On the point of ‘confidence levels’, is this an evaluation of the confidence of the observation in the original source reference, or is this a measure of overall confidence, taking in additional evidence? If it is the former, this is an evaluation that I am not aware is being worked on at present. If the latter, the confidence level will change over time. Or have I missed something?

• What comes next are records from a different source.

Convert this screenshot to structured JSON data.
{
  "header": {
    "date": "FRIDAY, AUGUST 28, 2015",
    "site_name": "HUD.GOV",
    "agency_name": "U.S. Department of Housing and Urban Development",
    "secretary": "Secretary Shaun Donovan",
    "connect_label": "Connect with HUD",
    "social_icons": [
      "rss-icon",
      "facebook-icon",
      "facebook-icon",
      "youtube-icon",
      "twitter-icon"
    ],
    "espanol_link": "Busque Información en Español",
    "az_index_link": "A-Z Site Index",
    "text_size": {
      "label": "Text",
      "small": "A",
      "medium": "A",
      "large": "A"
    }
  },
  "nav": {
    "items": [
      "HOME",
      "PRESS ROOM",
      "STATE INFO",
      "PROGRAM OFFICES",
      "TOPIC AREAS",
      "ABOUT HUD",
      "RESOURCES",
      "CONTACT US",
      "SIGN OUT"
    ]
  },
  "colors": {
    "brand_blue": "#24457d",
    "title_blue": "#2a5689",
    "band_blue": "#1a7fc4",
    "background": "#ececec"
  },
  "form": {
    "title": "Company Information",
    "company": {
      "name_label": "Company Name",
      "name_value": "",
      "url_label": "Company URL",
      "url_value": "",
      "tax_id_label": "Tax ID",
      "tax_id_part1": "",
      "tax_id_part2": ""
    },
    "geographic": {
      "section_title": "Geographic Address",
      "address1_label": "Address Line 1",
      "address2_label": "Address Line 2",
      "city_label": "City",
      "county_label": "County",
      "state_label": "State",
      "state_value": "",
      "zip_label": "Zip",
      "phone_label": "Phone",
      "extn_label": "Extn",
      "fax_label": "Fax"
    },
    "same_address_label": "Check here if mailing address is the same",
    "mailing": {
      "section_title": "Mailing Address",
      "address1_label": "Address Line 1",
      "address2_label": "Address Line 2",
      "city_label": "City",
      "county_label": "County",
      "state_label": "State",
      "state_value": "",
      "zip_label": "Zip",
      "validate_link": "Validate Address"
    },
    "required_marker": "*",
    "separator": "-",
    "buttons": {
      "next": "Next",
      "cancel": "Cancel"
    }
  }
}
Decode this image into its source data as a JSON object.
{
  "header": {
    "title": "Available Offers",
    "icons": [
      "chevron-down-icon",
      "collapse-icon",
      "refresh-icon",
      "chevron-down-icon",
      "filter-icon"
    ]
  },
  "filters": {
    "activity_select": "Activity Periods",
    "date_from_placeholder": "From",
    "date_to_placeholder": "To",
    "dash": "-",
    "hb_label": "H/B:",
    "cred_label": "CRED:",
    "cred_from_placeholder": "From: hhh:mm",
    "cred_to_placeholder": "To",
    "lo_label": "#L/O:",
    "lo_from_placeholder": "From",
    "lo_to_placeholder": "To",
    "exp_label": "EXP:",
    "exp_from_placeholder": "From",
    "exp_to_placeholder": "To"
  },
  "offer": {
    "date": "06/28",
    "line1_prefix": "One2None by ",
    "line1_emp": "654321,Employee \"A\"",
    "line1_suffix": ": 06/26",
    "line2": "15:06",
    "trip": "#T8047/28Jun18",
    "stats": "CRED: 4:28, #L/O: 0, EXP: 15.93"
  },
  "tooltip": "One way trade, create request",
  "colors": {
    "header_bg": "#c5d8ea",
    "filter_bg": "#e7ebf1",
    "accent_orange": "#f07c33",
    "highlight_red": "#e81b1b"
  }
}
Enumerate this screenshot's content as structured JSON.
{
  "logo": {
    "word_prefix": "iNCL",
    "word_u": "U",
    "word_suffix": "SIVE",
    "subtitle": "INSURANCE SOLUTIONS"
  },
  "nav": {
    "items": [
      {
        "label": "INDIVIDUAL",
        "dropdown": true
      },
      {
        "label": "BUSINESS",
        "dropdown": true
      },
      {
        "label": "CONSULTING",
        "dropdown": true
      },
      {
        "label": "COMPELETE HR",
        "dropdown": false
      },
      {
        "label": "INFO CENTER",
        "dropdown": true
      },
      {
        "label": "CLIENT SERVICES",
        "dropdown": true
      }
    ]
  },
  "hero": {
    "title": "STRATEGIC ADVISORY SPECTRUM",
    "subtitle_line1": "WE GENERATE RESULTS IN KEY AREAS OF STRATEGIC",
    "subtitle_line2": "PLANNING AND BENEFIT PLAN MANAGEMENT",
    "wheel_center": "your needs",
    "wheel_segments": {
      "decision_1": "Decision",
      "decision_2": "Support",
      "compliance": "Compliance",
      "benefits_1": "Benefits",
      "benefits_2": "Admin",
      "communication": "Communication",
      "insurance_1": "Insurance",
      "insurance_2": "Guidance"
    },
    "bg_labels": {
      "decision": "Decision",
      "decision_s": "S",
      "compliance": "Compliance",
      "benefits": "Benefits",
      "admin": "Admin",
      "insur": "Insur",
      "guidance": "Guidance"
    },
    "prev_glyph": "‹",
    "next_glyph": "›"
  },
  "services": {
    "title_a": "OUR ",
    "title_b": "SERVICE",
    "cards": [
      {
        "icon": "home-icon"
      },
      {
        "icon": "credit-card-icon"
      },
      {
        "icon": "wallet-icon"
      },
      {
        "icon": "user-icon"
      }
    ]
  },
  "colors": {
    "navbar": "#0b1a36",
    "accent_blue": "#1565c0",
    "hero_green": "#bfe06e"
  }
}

I thought that confidence levels, as well as ‘functionality’ or ‘rearrangeability’ would be a separate layer of the system.
I would also add a comment on the ‘one record per unique sequence’ problem. I know leader sequences, RSS etc have been mentioned occasionally in various threads. Although most reported sequences only include the coding region, we should be encouraging the reporting of these elements. And one day, this will lead to a new kind of diversity in the germline repertoire. Not only are identical sequences possible at different loci, but we have the possibility of identical coding regions being associated with varying RSS or other regulatory elements. I can imagine attention returning to these elements as we struggle to understand the highly variable utiilization frequencies of different genes. Should the database be designed so that it is ready for that?